Mars: Taliban training ground?
If you are anything like me, you have been captivated by the accomplishments of America’s latest space exploration program and the landing of the space ship ‘Curiosity’ on the surface of Mars. As a younger man, I worked on the Apollo moon landing program so it should be no surprise that I am a big supporter of America’s space program.
Unless you are a ‘techie’, you probably have no idea how difficult it is to fly a spacecraft 350 million miles and land it safely on the surface of another planet – within the desired target the size of a basketball court. And, oh, by the way, Mars isn’t exactly a stationary target. It spins on it’s axis, just like Earth. Plus, it’s orbit around the Sun isn’t circular – it’s elliptical. At different times of the year, the orbit of Mars around the Sun – and thus it’s relative position to Earth – varies by some 15,500,000 miles.
Yet the geeks at the Jet Propulsion Lab in California landed this mobile laboratory – the size of a P.T. Cruiser - on the surface of Mars, and within a few meters of it’s target. Now get this – it landed within 60 seconds of it’s programmed flight time, after a flight of 8 1/2 months!!! Try to shoot an arrow from New York and hit an apple on someone’s head in Honolulu, while they are riding in a open convertible, and you get an idea of the precision required by the flight of Curiosity.
Why then, I must ask, with all this skill, is the Obama administration shutting down America’s space program? Perhaps a better question might be: “Why was the Curiosity program funded in the first place?” Relax dear readers for I have discovered the answer. Indeed, it is a true epiphany. (We geniuses have them from time to time).
The Curiosity program is not about the exploration of space at all. It is about… America’s war on terror!! And, I have proof.
Take a look at the Mars photographs taken by Curiosity and tell me the place doesn’t look exactly like Afghanistan.
Yes, Mars looks EXACTLY like Afghanistan. So much so that one has to wonder if there is not a secret Taliban training base up there someplace. My view is – and I am somewhat of an expert on space exploration – the real mission of Curiosity is to locate and destroy the Taliban encampments on Mars. In Afghanistan we do it with drones. But even the slowest liberal arts graduate knows that drones don’t have fuel tanks big enough to make it to Mars. Ergo – the mission of Curiosity.
My thought is that the most sensitive instrument on the space craft is a sensor that can detect ‘terrycloth’ from a great distance. Most soldiers in the world’s armies have the good sense to wear helmets into battle, but not the Taliban. Fortunately for us, all we have to do is sniff out the towels they wear on their heads, and bada-bing, bada-boom, one dead Taliban. (You REALLY didn’t think that Curiosity’s lasers were for zapping rocks, did you?)
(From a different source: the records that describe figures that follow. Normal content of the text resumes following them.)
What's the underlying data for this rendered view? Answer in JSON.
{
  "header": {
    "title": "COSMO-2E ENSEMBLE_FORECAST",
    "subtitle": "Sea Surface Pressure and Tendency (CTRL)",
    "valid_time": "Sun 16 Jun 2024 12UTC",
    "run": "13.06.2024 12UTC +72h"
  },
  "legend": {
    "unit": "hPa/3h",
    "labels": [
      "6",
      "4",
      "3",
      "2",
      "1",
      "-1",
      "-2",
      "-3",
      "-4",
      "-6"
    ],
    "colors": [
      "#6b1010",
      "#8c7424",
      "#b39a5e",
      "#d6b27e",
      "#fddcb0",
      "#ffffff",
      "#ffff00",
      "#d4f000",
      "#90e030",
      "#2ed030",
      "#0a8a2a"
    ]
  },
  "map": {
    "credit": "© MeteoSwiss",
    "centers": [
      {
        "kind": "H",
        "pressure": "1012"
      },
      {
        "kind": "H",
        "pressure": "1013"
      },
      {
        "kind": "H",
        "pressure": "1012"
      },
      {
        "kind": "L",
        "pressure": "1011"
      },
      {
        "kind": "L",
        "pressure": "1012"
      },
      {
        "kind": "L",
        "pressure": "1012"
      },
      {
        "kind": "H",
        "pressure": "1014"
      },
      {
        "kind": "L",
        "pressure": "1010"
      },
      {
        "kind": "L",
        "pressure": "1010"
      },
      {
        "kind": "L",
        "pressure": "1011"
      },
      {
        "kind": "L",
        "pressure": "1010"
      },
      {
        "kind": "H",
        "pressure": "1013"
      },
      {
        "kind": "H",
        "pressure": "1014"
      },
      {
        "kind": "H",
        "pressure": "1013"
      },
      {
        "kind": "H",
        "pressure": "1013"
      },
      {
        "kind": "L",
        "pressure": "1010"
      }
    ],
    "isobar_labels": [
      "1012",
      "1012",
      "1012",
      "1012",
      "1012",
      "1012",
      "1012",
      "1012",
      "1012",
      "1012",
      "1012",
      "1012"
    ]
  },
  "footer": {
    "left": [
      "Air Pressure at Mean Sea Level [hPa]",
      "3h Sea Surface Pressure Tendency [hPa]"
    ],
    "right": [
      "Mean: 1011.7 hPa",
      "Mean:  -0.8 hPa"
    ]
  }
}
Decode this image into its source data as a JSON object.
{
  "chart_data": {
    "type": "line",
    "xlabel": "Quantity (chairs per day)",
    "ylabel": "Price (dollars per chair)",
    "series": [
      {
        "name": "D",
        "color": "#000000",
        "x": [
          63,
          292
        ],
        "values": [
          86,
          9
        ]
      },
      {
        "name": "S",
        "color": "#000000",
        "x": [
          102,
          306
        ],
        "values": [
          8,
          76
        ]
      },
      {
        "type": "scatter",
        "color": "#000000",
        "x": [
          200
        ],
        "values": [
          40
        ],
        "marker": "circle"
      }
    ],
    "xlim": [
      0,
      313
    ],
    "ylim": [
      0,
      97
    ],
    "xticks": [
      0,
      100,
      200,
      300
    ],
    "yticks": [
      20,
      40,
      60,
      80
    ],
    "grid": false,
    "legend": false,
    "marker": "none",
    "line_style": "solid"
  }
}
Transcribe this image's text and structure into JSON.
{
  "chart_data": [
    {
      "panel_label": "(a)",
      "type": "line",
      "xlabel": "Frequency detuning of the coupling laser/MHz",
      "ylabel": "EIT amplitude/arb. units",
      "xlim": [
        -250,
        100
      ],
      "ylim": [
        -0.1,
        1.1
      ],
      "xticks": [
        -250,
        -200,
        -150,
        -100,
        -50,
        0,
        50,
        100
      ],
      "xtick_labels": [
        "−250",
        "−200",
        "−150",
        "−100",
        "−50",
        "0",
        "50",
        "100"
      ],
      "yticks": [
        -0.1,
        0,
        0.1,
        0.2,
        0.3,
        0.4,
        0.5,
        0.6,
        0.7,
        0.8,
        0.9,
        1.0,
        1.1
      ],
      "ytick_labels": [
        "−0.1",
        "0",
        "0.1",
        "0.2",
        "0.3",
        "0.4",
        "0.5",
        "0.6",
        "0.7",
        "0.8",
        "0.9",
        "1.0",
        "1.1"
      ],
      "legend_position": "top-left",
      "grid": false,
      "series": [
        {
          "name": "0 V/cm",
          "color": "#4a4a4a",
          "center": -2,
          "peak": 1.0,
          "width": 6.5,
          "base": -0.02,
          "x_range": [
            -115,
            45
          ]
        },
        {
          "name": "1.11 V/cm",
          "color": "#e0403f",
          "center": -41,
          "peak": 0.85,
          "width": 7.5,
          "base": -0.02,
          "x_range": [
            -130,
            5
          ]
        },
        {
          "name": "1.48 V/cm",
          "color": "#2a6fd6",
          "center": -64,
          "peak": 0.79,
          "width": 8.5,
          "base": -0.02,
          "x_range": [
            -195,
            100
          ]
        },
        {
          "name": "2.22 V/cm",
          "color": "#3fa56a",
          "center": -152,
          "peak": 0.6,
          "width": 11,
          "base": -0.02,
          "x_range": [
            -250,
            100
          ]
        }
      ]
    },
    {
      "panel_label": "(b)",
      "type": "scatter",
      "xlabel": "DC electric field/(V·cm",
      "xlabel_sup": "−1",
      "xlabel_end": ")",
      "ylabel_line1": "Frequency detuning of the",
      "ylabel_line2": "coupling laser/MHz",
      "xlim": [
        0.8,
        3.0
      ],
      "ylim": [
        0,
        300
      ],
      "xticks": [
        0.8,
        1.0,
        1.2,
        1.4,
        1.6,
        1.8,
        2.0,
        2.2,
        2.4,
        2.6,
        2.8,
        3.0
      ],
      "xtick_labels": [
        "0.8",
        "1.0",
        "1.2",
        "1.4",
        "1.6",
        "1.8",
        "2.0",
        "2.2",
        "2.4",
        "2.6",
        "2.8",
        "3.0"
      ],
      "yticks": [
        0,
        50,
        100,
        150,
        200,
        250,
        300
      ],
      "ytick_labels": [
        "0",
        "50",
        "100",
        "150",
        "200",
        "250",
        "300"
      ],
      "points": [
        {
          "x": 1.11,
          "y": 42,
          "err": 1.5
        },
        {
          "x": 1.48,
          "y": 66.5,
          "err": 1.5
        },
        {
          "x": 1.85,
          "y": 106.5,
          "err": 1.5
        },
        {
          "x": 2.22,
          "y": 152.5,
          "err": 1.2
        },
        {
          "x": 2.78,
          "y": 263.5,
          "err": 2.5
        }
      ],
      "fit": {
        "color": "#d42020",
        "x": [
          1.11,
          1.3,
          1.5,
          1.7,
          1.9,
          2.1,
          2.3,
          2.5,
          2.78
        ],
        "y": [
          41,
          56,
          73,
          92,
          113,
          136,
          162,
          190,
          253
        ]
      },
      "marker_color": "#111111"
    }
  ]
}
The ultra-sensitive cameras aboard the space craft have a database that is used to identify objects they photograph. For example, the camera photographs an object and compares it with a library of objects in the database. Identification of the photographed object is thus enabled and the appropriate action can be initialized. I have it on good authority that the database contains 127 versions of ‘goat tracks’. With the Islamic terrorists, you find a goat, you find yourself a Taliban. Taliban, of course do not keep goats for food. The Taliban keep goats for (how shall I put this in a politically correct manner?) “social purposes”.
The greatest feature of the Curiosity space craft is that it is mobile. This vehicle can travel up to 300 feet per hour over uneven terrain. This certainly isn’t very fast, but one doesn’t have to be very fast to apprehend a member of the Taliban. Let me illustrate:
I have a friend that is a First Lieutenant in the Marine Corps, serving his second tour in Afghanistan. He wrote me a letter about six months ago and told me about a low-level Taliban leader that his platoon had captured. Apparently, the Marines had made up ‘wanted posters’ with the guy’s picture on them and offered a $1,000 reward to any local tribesman who helped capture him. Three days later, a tribesman walks into the Marines’s camp, handed the Lieutenant the poster and asked for the reward. The tribesman WAS the guy on the poster!! He actually asked for the reward for turning himself in.
So, you see, you don’t have to be very fast – or very smart - to find the Taliban.
And, that’s all I have to say about that.